I’m still working on how to translate those feelings into something that will feed and house me, but I just wanted to share them.

Soapboxing

Okay, I didn’t accomplish anything theatre related today because I was pretty focused on painting my room but here’s a thing that I’m thinking about based on recent reading: I don’t like lecture plays.
There I said it. I just don’t. Christopher Durang’s Sister Mary Ignatius Explains It All to You is a possible exception, but even Sister Mary starts to grate before the other characters come in. It’s pretty self explanatory but I feel like I should clarify that a lecture play is a play dominated by a single person talking directly to the audience, acknowledging that they are an audience and educating them on some subject (personal, anecdotal or academic) in which the speaker is presumably an expert.
It doesn’t sound very interesting, does it? It’s not. I’m sick of it, I’m sick of people putting a short story into a character's mouth, giving them a prop to fiddle around with, having them flail around the stage a bit when the story gets dull, and calling it a play. There’s no change in these plays (change is what makes something like Ignatius an exception and really not a lecture play at all) the characters are never challenged in their ideas or their sincerity and that never grow or fail, they just are, they just talk, then we all just leave. I’m drawing a line in the sand. I’m saying that I don’t recognize that as drama.
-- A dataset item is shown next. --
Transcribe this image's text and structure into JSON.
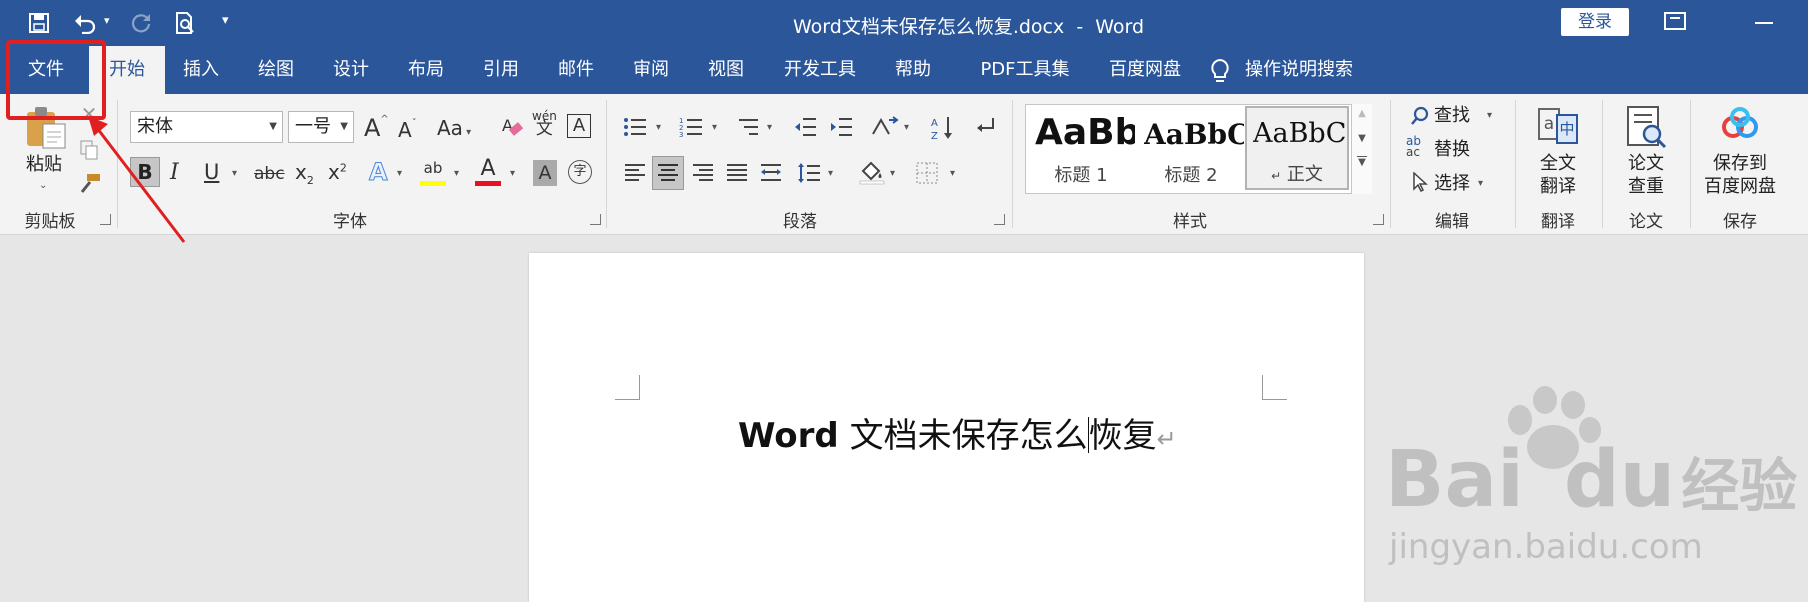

I dare anyone to tell me it is.

Wednesday, September 9, 2009

Some Reading, Some Griping

I read a play today. It was pretty good but I did not manage to get excited about it. It was from the same book I was reading yesterday and was called She Stoops to Comedy, I don’t have the book in front of me so I’m not sure but I think it was by David Greenspan. The play was about an actress (to be played by a man who is never to be in drag) who having recently broken up with her girlfriend disguises herself as a man and gets cast as Orlando in a production of As You Like It which stars her ex- as Rosalind. it’s kind of a farce, and kind of a backstage comedy, and kind of queer theatre piece, but really it’s about theatre conventions: fourth wall, soliloquy, cross dressing, cross casting, post-modern stagings of the classics, the looming specter of film, changes between drafts (there’s a character who is either an archeologist or a lighting designer depending on the scene and everyone is very open about the fact that this was change the writer considered mid-development and never really settled) et cetera. And in that way it was pretty entertaining, but there were a lot of inside jokes and although I knew almost half the references it was a bit tedious and a little preoccupied with being smart about theatre as artifice.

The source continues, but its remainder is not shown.